In the early years of Honey Farms Stores’ fresh foods program, sandwiches were presented in modified atmosphere packaging (MAP), otherwise known as reduced oxygen packaging, said Marketing Director Karen Campbell. During this process, the oxygen is flushed out of the package and replaced with a different gas or mixture of gases before sealing to inhibit oxidation and growth of microbes. This extends the shelf life of the product “tremendously, sometimes as much as 17 days,” Campbell said.

After the sandwich underwent the MAP process, it was placed in a windowed bag for display. That meant double the packaging materials and labor for Honey Farms.
In keeping with the fact that the company’s sandwiches now are made to have only a 3-5-day shelf life, Honey Farms, which has 33 locations in Massachusetts and one in New Hampshire, recently revised its packaging to a single step, eliminating the MAP process.

“Now our products are in clear containers so that all of the product can be seen,” Campbell said. “We have also upgraded our labeling to promote a fresher look and high-end product quality.”

Campbell noted that smaller subs and rolls in the company’s proprietary Beantown line are wrapped in cello to best display them at retail. Wedge sandwiches are packaged in triangular containers. Most of the other subs are packaged in plastic, tamper-evident showcase containers with a 360-degree seal.

“The seal not only prevents the packaging from being opened and the product compromised, it also helps maintain the integrity and shelf-life of the product,” she added.

FPI’s Dyer acknowledged that tamper-evident packaging is one of the biggest issues grab-and-go foodservice providers face today. It’s an important component whether the foods are prepared in stores, in a proprietary commissary or come from an outside supplier.

Campbell explained that Honey Farms worked with its supplier Garber Brothers to develop packaging options that would make freshness and safety paramount considerations.

“When developing a new product, we always consider packaging as part of the process and spec out the packaging to new vendors,” Campbell said.

Kent Kwik Convenience Stores, with 42 locations in Texas, New Mexico and Oklahoma, packages its proprietary Kwik Eats Express sub sandwiches made fresh in its kitchen with 12-by-12-inch cello wrap that is heat sealed.

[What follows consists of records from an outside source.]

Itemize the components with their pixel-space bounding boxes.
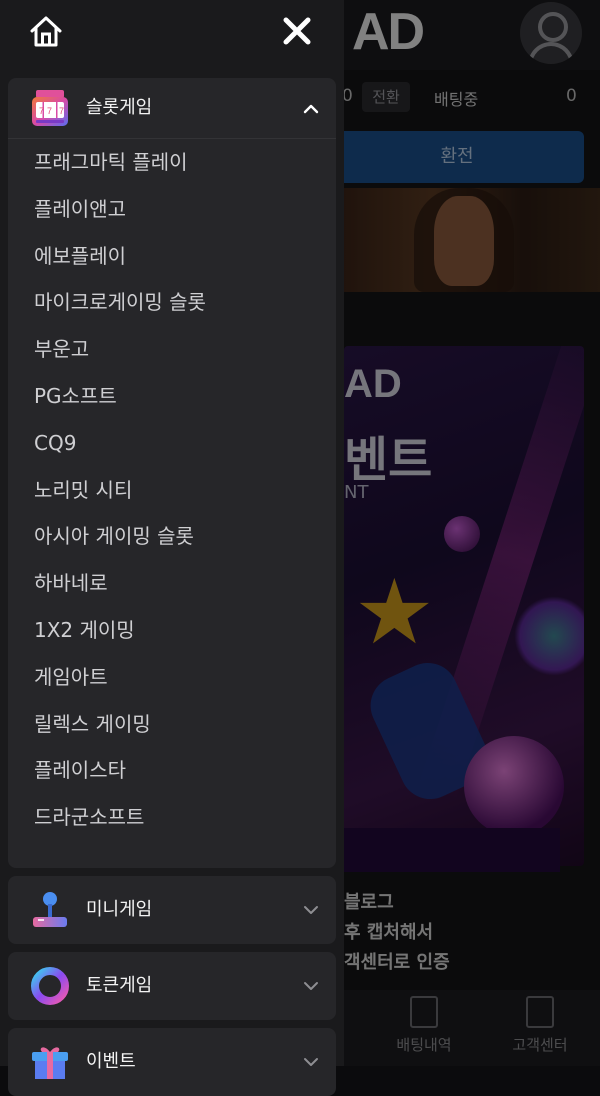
category-header-slot[interactable]: 7 7 7 슬롯게임 <box>8 78 336 139</box>
provider-item[interactable]: 부운고 <box>8 326 336 373</box>
provider-item[interactable]: 릴렉스 게이밍 <box>8 701 336 748</box>
provider-list: 프래그마틱 플레이 플레이앤고 에보플레이 마이크로게이밍 슬롯 부운고 PG소… <box>8 139 336 841</box>
provider-item[interactable]: 드라군소프트 <box>8 794 336 841</box>
category-label: 이벤트 <box>86 1051 136 1072</box>
chevron-down-icon <box>302 901 320 919</box>
joystick-icon <box>30 890 70 930</box>
provider-item[interactable]: 에보플레이 <box>8 233 336 280</box>
provider-item[interactable]: 플레이앤고 <box>8 186 336 233</box>
drawer-header <box>0 0 344 70</box>
slot-machine-icon: 7 7 7 <box>30 88 70 128</box>
category-event[interactable]: 이벤트 <box>8 1028 336 1096</box>
category-header-mini[interactable]: 미니게임 <box>8 876 336 944</box>
category-token-games[interactable]: 토큰게임 <box>8 952 336 1020</box>
chevron-up-icon <box>302 100 320 118</box>
chevron-down-icon <box>302 977 320 995</box>
category-slot-games: 7 7 7 슬롯게임 프래그마틱 플레이 플레이앤고 에보플레이 마이크로게이밍… <box>8 78 336 868</box>
provider-item[interactable]: 플레이스타 <box>8 747 336 794</box>
chevron-down-icon <box>302 1053 320 1071</box>
gift-icon <box>30 1042 70 1082</box>
provider-item[interactable]: CQ9 <box>8 420 336 467</box>
provider-item[interactable]: 게임아트 <box>8 654 336 701</box>
provider-item[interactable]: 1X2 게이밍 <box>8 607 336 654</box>
category-label: 미니게임 <box>86 899 153 920</box>
category-header-event[interactable]: 이벤트 <box>8 1028 336 1096</box>
token-ring-icon <box>30 966 70 1006</box>
side-drawer: 7 7 7 슬롯게임 프래그마틱 플레이 플레이앤고 에보플레이 마이크로게이밍… <box>0 0 344 1096</box>
provider-item[interactable]: 마이크로게이밍 슬롯 <box>8 279 336 326</box>
category-mini-games[interactable]: 미니게임 <box>8 876 336 944</box>
category-label: 토큰게임 <box>86 975 153 996</box>
provider-item[interactable]: 노리밋 시티 <box>8 467 336 514</box>
provider-item[interactable]: 하바네로 <box>8 560 336 607</box>
provider-item[interactable]: 아시아 게이밍 슬롯 <box>8 513 336 560</box>
category-header-token[interactable]: 토큰게임 <box>8 952 336 1020</box>
home-icon[interactable] <box>28 14 64 50</box>
svg-text:7: 7 <box>47 106 52 116</box>
svg-text:7: 7 <box>39 106 44 116</box>
svg-text:7: 7 <box>59 106 64 116</box>
provider-item[interactable]: 프래그마틱 플레이 <box>8 139 336 186</box>
close-icon[interactable] <box>280 14 314 48</box>
category-label: 슬롯게임 <box>86 97 153 118</box>
provider-item[interactable]: PG소프트 <box>8 373 336 420</box>
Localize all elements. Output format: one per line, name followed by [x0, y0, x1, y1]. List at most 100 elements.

“Not all cello wrap can be heat sealed; we’ve tried a lot of them and melted more than a few,” said Stormy Williams, the company’s director of operations-foodservice division.
“This wrap is unique because it can go from hot to cold, from freezer to cooler to hot box without changing color, getting brittle or melting,” said Williams.

Wedge sandwiches are packaged in containers with a safety seal. The company switched to the safety seal packaging about three or four years ago.

“We’ll do anything to make people who don’t really know us to feel more comfortable buying food here,” said Williams.

Packaging Provides Information
Packaging will play a central—and in some cases, active—role as the produce industry moves forward with its food safety efforts, said Jim Gorny, vice president of food safety and technology for the Newark, Del.-based Produce Marketing Association.
Packaging does a lot more than hold product: it conveys information, he said.

“When you pick up a head of lettuce or (an) apple, you don’t know what brand it is, but with more packaging, you can see traceability down to the package label,” said Gorny.
In the future, food packaging innovations will extend even further.

“I think you’re going to see a lot more time-temperature indicators—basically, sensor technology through nanotechnologies that are becoming readily accessible,” Gorny added.

Smart Packaging
In the March 22 issue of “The Packer,” a publication for the produce industry, Jim Gorny, vice president of food safety and technology for the Newark, Del.-based Produce Marketing Association, explains that “smart packaging is on the near horizon.”

He explained that the packaging will have sensors that turn the label a different color when they detect a certain gas or aroma indicating the presence of salmonella.